Written by: Pierre Lamarche
***Pierre Lamarche has been an outspoken proponent of Canadian tennis and how the sport should have a major place in the Canadian sport landscape. He believes this lofty ambition can only be achieved through the combination of success on the international professional competitive scene, with the required domestic infrastructure and a true partnership between Tennis Canada and the tennis private sector.
His comments are often taken as critical by those who feel targeted by his questions. His background as a player, coach, and leader [see background] in the sport and coaching industry warrants that his views, which are shared by many others, be given due process by anyone [or organization] who really wants to help Canadian Tennis achieve the proper national status it deserves in the sport community.***
I ask you, as someone who is passionate for Canadian tennis to please have an open mind as you read the next series of editorials that I will write on our present Canadian tennis system. The game in this country is presently in a healthy situation from a public perception due to the results of a few individuals who have been assisted greatly by Tennis Canada in their personal development. To assume that their success is due to the present system is erroneous. Where we develop our players or how is not important, what is, is that we foster a system which will create many more. This cannot be accomplished without the synergy created by the proper relationship with the sector responsible for developing the players [clubs, academies, coaches]. That synergy must be created by the public sector which should help the deserving players into the transition to future independence as professionals. Nobody owns the players and we are all responsible for developing them. The present emphasis on player ownership to justify the National Center policies simply goes against what is correct and will eventually be seen for what it is: a divisive, short sighted, self justifying initiative by well meaning misguided individuals.
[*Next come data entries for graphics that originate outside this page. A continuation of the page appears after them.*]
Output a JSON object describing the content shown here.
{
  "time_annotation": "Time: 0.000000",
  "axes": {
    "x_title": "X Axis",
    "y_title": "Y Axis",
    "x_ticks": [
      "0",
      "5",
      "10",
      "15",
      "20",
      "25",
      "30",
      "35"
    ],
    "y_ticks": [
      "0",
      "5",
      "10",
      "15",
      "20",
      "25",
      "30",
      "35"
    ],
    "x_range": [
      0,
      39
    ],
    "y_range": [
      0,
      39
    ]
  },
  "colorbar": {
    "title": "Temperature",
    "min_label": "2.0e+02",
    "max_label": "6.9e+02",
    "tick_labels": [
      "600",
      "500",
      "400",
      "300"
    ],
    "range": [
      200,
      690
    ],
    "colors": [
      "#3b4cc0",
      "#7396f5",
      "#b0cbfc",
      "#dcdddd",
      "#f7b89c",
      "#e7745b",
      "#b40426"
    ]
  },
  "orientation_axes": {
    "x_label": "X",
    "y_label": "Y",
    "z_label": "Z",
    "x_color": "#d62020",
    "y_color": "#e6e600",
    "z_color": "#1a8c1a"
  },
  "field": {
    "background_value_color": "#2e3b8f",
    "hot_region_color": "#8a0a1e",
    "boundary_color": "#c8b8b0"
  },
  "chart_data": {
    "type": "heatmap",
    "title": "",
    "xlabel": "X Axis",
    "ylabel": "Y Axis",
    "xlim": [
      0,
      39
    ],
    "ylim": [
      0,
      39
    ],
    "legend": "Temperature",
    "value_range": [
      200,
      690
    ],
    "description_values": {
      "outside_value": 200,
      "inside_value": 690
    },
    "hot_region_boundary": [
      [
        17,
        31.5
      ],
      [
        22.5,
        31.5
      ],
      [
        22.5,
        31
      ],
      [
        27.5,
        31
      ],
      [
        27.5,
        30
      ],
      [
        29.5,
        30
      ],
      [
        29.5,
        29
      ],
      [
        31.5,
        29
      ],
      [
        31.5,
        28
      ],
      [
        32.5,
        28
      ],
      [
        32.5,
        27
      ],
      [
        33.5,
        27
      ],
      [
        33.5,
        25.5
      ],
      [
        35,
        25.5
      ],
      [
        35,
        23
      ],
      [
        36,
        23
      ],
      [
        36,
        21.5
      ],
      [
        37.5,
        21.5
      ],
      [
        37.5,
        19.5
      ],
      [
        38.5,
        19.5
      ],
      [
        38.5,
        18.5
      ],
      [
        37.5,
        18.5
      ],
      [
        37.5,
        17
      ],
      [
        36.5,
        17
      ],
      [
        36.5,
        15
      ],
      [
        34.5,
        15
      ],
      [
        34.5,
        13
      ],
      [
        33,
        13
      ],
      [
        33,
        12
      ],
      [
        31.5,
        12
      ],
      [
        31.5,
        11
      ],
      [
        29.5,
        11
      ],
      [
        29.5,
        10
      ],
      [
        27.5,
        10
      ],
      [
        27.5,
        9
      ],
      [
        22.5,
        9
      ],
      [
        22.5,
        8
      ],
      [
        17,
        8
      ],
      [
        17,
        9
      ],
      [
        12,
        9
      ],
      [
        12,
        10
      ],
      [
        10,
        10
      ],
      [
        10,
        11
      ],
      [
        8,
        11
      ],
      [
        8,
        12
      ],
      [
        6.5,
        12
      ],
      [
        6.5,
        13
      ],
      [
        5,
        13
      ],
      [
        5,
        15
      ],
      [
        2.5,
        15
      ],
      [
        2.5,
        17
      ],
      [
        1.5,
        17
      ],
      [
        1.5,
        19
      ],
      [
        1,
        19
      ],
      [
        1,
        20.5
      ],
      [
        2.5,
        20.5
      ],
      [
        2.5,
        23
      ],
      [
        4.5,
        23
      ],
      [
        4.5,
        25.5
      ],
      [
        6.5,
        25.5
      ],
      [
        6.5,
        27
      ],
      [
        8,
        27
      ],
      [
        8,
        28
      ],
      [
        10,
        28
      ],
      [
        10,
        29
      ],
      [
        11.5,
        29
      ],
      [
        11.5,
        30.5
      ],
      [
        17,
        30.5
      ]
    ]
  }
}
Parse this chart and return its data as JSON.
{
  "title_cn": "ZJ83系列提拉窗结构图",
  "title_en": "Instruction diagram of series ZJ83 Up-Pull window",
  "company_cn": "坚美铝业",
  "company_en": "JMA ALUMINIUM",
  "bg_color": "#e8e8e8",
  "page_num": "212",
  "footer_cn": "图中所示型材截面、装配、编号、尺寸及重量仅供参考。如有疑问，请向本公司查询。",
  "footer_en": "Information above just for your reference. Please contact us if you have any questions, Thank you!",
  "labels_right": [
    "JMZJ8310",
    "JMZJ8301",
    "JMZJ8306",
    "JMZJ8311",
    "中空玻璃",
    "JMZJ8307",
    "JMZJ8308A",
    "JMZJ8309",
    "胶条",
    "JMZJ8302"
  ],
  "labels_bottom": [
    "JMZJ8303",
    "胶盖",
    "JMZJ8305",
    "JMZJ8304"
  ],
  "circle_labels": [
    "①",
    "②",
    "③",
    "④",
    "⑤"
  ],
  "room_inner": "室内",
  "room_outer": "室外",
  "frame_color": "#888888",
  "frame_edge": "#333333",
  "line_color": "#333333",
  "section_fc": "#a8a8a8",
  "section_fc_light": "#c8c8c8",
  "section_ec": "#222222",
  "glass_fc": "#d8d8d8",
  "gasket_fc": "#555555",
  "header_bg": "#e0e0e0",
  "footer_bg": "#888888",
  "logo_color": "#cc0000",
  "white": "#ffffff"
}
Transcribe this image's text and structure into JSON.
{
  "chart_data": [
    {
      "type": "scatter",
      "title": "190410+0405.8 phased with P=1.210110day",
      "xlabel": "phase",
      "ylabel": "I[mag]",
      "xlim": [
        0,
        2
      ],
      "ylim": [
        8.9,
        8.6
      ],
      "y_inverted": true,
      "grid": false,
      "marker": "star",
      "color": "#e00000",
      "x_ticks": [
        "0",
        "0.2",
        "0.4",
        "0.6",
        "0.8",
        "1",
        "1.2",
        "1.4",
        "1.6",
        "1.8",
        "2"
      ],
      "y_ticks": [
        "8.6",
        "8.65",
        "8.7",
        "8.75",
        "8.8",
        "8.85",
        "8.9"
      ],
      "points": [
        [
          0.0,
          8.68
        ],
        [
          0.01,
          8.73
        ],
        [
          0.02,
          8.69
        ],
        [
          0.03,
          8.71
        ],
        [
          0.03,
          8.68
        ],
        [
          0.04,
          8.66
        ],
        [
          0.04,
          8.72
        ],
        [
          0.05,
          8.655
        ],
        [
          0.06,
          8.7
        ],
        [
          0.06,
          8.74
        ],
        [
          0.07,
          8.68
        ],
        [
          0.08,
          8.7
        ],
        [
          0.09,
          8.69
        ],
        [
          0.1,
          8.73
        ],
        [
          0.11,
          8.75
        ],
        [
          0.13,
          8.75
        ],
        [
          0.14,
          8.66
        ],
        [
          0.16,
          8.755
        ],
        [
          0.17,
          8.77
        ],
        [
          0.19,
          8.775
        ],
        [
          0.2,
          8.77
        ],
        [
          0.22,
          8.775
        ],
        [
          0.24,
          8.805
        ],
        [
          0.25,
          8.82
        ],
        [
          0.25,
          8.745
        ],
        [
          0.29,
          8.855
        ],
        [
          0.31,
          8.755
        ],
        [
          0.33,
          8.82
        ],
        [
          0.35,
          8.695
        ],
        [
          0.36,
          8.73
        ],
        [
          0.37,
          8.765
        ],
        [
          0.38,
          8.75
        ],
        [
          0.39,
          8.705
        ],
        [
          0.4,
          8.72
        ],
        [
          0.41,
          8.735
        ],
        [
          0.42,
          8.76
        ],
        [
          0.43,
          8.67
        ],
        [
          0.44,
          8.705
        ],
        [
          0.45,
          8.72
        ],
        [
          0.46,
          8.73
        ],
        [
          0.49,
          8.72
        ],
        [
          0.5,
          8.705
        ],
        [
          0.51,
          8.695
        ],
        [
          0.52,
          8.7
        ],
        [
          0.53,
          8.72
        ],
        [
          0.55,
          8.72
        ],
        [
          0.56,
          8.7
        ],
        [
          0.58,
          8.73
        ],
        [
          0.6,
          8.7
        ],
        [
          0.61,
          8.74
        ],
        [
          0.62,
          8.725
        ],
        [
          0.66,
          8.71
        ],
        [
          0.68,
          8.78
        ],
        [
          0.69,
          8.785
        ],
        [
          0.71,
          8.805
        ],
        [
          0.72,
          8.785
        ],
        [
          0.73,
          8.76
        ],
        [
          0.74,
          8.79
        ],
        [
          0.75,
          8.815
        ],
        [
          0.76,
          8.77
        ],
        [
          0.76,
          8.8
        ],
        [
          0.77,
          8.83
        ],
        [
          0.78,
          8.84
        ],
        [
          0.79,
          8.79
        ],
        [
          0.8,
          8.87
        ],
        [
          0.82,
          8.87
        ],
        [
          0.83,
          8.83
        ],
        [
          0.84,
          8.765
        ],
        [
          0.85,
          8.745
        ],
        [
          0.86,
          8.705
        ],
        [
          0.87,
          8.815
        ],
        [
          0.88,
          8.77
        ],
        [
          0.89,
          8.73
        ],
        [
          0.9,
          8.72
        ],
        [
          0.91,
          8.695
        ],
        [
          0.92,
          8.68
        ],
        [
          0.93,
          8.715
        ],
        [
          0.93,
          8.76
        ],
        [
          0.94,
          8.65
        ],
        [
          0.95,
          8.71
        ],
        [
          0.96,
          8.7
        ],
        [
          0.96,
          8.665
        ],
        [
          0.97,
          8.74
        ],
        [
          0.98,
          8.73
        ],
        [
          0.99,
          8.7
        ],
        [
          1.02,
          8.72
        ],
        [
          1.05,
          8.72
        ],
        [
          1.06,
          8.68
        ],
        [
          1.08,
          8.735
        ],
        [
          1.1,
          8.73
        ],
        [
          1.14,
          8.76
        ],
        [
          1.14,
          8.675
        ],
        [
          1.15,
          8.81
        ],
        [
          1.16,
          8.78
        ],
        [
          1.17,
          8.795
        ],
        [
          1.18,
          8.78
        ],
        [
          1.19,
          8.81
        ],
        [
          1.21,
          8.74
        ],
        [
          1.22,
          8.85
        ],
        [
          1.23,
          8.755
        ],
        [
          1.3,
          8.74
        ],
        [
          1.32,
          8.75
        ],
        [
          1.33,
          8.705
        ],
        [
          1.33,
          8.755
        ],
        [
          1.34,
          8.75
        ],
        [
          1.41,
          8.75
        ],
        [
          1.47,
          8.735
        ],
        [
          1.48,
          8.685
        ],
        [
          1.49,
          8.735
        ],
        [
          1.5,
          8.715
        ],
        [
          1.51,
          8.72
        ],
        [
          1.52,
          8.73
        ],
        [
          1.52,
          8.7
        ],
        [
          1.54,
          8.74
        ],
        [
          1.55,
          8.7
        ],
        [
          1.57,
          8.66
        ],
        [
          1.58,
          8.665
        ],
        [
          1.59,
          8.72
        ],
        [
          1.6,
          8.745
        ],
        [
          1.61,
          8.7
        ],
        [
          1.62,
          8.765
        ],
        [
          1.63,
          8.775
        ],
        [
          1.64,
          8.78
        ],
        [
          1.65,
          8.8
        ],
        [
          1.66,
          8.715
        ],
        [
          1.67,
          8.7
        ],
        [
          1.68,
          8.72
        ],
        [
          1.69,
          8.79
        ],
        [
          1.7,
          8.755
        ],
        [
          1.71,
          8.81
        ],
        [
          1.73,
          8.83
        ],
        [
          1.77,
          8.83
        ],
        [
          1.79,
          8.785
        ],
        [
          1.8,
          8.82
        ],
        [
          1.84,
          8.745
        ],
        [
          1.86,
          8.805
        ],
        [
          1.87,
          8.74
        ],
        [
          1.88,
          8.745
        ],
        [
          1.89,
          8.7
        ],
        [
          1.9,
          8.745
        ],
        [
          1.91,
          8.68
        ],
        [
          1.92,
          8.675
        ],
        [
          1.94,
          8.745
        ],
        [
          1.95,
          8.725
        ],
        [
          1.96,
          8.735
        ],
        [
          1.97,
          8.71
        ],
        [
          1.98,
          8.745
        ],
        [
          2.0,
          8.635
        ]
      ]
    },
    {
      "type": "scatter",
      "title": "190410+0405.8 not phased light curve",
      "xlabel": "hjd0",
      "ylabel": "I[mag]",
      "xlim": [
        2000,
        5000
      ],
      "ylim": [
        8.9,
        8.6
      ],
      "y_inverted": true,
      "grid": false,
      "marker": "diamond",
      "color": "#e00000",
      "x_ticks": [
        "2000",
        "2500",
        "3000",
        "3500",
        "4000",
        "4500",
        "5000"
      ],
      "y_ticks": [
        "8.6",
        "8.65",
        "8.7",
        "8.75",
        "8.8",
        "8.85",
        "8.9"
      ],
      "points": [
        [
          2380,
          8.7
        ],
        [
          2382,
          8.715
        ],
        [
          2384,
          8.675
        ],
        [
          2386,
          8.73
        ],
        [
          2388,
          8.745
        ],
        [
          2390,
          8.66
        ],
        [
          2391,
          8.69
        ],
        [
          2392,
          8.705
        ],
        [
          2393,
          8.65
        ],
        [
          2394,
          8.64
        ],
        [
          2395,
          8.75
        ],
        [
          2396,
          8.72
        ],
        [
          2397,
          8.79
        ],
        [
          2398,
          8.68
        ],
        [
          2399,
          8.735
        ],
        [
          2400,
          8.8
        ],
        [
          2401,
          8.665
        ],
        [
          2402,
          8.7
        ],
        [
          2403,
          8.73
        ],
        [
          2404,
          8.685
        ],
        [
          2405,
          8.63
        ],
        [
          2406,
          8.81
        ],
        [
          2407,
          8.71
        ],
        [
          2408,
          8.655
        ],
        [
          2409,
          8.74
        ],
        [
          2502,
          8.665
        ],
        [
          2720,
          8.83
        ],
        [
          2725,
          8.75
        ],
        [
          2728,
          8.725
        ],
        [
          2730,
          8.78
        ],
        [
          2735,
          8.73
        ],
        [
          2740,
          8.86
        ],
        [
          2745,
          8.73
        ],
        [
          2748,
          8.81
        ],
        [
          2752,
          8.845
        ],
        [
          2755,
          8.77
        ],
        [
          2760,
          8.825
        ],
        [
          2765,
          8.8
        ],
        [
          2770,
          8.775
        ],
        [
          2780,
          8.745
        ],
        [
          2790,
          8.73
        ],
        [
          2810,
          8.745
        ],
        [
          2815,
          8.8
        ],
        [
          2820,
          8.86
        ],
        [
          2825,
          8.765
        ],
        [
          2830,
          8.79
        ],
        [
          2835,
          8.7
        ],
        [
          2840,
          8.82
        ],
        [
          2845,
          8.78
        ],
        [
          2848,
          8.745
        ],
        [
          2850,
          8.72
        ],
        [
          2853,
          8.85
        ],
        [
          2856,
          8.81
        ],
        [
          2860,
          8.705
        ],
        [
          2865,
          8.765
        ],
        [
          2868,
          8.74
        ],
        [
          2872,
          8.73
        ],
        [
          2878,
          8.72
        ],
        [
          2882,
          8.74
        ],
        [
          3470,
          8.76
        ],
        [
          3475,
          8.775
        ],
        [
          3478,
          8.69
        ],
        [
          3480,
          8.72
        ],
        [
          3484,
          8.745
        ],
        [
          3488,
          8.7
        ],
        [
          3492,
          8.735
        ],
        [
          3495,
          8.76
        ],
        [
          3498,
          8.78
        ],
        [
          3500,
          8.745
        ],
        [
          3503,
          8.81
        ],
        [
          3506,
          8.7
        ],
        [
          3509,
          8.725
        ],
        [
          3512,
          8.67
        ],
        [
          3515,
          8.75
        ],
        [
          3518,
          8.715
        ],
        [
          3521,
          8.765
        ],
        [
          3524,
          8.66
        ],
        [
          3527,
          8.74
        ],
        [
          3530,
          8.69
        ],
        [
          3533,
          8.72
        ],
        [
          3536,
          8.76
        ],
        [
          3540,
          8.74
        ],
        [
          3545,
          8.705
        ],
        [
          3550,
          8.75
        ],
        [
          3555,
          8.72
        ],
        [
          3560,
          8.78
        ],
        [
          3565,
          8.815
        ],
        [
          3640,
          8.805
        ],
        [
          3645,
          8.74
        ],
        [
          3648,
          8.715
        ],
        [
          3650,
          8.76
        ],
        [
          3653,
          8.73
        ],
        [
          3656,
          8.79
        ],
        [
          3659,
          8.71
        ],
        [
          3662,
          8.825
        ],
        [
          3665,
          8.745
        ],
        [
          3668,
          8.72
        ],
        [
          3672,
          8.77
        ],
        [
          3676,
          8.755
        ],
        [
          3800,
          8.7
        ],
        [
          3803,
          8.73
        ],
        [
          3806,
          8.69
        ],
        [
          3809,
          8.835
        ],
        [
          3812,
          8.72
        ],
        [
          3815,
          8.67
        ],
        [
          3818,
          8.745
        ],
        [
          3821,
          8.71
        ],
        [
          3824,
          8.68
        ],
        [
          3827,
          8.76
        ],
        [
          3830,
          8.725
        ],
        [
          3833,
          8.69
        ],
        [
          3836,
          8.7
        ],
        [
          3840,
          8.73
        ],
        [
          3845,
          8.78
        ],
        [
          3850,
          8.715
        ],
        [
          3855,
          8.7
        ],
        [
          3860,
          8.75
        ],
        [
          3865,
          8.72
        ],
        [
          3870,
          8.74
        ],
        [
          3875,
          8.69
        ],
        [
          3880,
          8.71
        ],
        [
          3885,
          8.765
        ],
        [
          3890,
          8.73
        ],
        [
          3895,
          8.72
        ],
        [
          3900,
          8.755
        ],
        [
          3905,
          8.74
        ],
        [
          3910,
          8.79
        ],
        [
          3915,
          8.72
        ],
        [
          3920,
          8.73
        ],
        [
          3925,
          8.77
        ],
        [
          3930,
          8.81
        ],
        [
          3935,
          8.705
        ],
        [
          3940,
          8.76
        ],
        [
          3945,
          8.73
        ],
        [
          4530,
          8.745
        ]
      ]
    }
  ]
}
I have been a major outspoken opponent of the present Tennis Canada development system which is based on the premise that players can only be developed at the National Centers by national coaches. The major reason I am against it is that I have lived this detrimental exercise once before. In the late 1980’s, four present Tennis Canada Hall of Fame members joined together to start the All-Canadian Academy in London, Ontario. Ken Sinclair, Harry Fauquier, Lorne Main and myself invested in developing a Canadian option a la “Nick Bollettieri”. The Academy was successful, bringing over 50 youngsters from across Canada, living in London while attending London high schools and training at All-Canadian. Tennis Canada responded to the success of the Academy by creating four major regional training centers which were subsidised. These centers also recruited All-Canadian players and this led to the demise of the program and the club. Major financial hardships resulted for the investors, coaches and staff of the club and Academy. This was the simple result of the public sector competing with the private sector using public sector funds … please tell me you see that this could be a problem.
Much furor arose from these National Center policies, so much so that another Hall of Fame member, the Honourable Francois Godbout, president of Tennis Canada flew to London to meet with our group and discuss these negative regional training center policies. The result was the eventual dismantling of the regional centers, including the program at York University in Toronto. But as a result of the competition, All-Canadian had to sell their club in London and bid to operate a program at the National Center at York University. All-Canadian [now ACE Tennis] operated a private sector company program there for many years, paid going rates for the facilities and was open to everyone. Many national level players opted to train there [Simpson, Kelesi, Nestor, Hy, Jeyaseelan, all Hall of Fame members or candidates] while others like Lareau, Rusedski, Sznajder, Laurendeau, Michibata, Connell [four more Hall of Fame members] trained in their own facilities with their own coaches. No one was discriminated when touring selections or team selections were made. This hybrid of the private and public sector created a system that was cost efficient and provided opportunities to all based on performance and most importantly produced the best results in Canadian tennis history.
The old saying “history repeats itself” applies in tennis as well. For political and financial reasons the concept of a National Center strategy was reintroduced ten years ago. Of course this system was justified by those employed by it as it provides them solid employment opportunities. The development of this strategy was justified on the perceived success of other national associations venturing in the field of player development through operating their own National Center program. A more thorough look will now show that many of these initiatives have been seen for what they are, an arrogant belief that the public sector programs and coaches [who mostly come from the private sector] are better than the private ones. As a result many of these programs have been scaled down or dismantled. The concept of a National Center is good as long as it is used to assist in the development of players, coaches and the system but not in the destruction of the feeder system.
In these articles I will show the pitfalls of the present system and the possible solutions to make our Canadian game better for all. We do not require wholehearted changes, but adjustments, which can only be brought along by the open-minded approach of all those who can effect such change…YOU.